B cell lymphopenia was another persistent finding across affected individuals with SEPTIN6-related disease. In the previously reported SEPTIN6 stop-loss case, a BM sample at 3 mo showed a similar paucity of B cells (<0.5% of cells) and plasma cells (5). In that reported case, at 6 mo, the BM demonstrated <1% CD19⁺ B cells and a mixture of mature λ and κ positive cells, similar to our findings. To determine whether there was a block in B cell development, we performed analysis of BM samples including immunohistochemistry with CD79a, a pan-B cell marker from early B cell progenitors to plasma cells. At 9 mo of age, the BM demonstrated a paucity of CD79a-positive cells (<1% of cells), consistent with the low B cells in circulation. These rare CD79a⁺ cells had the morphology of plasma cells (Fig. 3, A and B). By flow cytometry, there was a striking reduction in hematogone (CD19⁺CD10⁺) cells. However, rare populations of mature B cells (CD19⁺CD20⁺CD10⁻CD38⁻) with polytypic light chain expression and plasma cells (CD20⁻CD10⁻CD38^bright) were present (Fig. 3 C). In the younger affected sibling (III.e), BM collected at 2 mo of age had virtually no CD79a staining (Fig. 3, D and E) and flow cytometry demonstrated almost complete absence of mature B cells or progenitors including CD19⁺CD10⁺ cells (Fig. 3 F). For comparison, diffuse CD79a staining was found in a BM sample from an age-matched control (9 mo old) evaluated for anemia (Fig. 3, G and H). Flow cytometry showed typical abundant CD19⁺ B cells including maturing hematogones (CD10⁺, teal), mature B cells (CD20⁺, teal), and plasma cells (bright CD38, yellow) (Fig. 3 I). Reduction in early B cell progenitors has been observed in settings of high interferon (IFN) expression, but IFNs α, β, and γ were all low to undetectable in the serum of our patients (Table S3). These data suggest early B cell progenitors are reduced in SEPTIN6-related disease.

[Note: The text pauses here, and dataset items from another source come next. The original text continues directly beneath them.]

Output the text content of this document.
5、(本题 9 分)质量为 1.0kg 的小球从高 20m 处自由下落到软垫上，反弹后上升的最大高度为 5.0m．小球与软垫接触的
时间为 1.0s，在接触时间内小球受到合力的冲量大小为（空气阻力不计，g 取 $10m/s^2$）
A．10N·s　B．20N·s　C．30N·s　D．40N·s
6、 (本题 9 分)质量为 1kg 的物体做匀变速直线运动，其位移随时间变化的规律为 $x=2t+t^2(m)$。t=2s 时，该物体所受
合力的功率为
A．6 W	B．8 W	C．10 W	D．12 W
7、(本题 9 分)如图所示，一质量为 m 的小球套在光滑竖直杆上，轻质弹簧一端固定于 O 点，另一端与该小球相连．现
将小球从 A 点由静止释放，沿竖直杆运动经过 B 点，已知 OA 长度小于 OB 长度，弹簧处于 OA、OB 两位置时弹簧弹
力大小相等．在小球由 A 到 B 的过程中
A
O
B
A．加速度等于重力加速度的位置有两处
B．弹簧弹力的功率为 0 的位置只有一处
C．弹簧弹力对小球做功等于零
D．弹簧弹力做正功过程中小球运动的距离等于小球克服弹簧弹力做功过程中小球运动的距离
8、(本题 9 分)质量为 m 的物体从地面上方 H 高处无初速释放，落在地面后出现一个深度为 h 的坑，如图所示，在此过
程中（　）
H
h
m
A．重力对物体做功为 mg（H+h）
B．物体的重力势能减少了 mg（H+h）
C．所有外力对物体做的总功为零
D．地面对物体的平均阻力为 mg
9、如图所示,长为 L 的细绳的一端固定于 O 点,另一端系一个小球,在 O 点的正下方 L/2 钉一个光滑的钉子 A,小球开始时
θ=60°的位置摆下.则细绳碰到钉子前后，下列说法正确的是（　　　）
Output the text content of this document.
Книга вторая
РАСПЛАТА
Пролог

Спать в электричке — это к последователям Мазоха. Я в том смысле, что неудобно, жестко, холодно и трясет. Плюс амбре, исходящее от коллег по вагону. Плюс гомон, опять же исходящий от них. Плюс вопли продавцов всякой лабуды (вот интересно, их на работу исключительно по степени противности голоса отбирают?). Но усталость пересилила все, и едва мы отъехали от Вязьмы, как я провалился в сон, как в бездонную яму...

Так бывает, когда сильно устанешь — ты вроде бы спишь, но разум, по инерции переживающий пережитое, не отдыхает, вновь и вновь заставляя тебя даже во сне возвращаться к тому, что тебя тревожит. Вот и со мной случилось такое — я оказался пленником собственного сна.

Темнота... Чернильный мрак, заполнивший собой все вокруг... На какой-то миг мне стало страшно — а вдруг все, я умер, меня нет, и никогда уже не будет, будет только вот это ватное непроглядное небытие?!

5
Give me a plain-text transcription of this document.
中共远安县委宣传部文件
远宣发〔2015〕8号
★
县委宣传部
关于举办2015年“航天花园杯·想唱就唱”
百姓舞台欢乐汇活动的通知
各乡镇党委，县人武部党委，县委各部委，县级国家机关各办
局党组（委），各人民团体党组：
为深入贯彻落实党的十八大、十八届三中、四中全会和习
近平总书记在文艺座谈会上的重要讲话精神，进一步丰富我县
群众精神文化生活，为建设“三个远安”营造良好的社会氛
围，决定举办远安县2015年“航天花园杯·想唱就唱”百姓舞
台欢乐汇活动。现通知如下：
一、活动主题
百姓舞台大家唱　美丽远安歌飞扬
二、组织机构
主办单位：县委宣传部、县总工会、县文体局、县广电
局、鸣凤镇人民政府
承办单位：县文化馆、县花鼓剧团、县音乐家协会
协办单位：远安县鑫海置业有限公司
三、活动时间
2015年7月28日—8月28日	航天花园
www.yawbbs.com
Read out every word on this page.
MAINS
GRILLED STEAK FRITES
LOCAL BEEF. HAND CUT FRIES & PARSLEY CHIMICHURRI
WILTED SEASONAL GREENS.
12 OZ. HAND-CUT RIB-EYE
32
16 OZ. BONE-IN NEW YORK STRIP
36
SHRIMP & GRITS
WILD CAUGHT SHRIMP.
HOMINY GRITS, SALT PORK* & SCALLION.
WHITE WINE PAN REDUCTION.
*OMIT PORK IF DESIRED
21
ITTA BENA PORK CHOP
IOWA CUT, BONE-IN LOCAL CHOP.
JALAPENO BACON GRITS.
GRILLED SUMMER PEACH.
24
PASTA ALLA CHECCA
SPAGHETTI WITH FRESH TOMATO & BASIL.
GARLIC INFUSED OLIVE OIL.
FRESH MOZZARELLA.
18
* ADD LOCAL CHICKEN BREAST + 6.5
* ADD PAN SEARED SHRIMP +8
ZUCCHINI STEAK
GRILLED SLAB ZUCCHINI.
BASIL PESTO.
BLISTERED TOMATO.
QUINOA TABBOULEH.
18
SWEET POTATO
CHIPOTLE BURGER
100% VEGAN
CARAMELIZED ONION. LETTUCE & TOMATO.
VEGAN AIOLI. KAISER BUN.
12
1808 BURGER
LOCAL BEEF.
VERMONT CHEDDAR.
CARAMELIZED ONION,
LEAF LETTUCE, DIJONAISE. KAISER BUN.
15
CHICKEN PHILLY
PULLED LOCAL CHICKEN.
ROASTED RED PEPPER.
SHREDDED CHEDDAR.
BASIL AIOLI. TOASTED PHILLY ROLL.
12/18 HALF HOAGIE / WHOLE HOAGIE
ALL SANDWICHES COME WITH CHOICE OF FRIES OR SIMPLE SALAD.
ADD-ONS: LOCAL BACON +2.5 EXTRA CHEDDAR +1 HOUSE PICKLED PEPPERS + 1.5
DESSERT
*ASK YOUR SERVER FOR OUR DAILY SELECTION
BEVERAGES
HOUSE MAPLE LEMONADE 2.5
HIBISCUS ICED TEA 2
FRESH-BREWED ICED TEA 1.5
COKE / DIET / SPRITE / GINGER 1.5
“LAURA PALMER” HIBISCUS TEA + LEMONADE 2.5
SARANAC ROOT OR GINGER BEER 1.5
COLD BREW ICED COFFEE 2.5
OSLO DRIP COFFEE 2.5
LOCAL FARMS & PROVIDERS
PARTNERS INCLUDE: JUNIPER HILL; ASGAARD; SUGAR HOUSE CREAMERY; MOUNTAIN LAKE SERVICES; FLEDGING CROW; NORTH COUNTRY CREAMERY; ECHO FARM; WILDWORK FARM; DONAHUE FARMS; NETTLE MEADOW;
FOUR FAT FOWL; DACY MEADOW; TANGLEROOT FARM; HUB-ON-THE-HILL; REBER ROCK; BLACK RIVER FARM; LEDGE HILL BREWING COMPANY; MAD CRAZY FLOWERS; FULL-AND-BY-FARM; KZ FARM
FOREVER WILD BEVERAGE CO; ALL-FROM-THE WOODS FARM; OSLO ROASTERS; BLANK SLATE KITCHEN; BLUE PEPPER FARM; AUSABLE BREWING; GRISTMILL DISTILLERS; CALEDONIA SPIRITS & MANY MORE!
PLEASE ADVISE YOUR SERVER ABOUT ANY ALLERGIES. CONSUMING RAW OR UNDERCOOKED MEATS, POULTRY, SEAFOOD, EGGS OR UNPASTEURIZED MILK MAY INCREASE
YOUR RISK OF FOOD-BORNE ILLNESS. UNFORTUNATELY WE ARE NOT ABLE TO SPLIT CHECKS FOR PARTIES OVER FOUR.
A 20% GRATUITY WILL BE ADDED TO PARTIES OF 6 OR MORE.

Despite the low B cell numbers, we found evidence that antibody-secreting cells could develop in SEPTIN6-related disease. The proband (III.d) showed elevated IgM levels starting at 4 mo at 312 mg/dl (normal 25–100 mg/dl), peaking at 999 mg/dl at 5 mo of age, and then steadily dropping to 123 mg/dl at 7 mo just prior to HSCT. The spike in IgM correlated with the transient recovery of neutrophils a few weeks after stopping G-CSF therapy, but CD19⁺ B cells were not detectable. Infectious disease screening was negative, and CD40 ligand expression was normal. In contrast, his younger brother (III.e) had low antibody levels with IgM 13 mg/dl (normal 27–132 mg/dl) at 6 mo of age prior to transplantation. Due to the observed IgM spike, we reasoned that rare B cells in circulation could differentiate into plasma cells in the setting of the SEPTIN6 mutation, which was also supported by our BM findings.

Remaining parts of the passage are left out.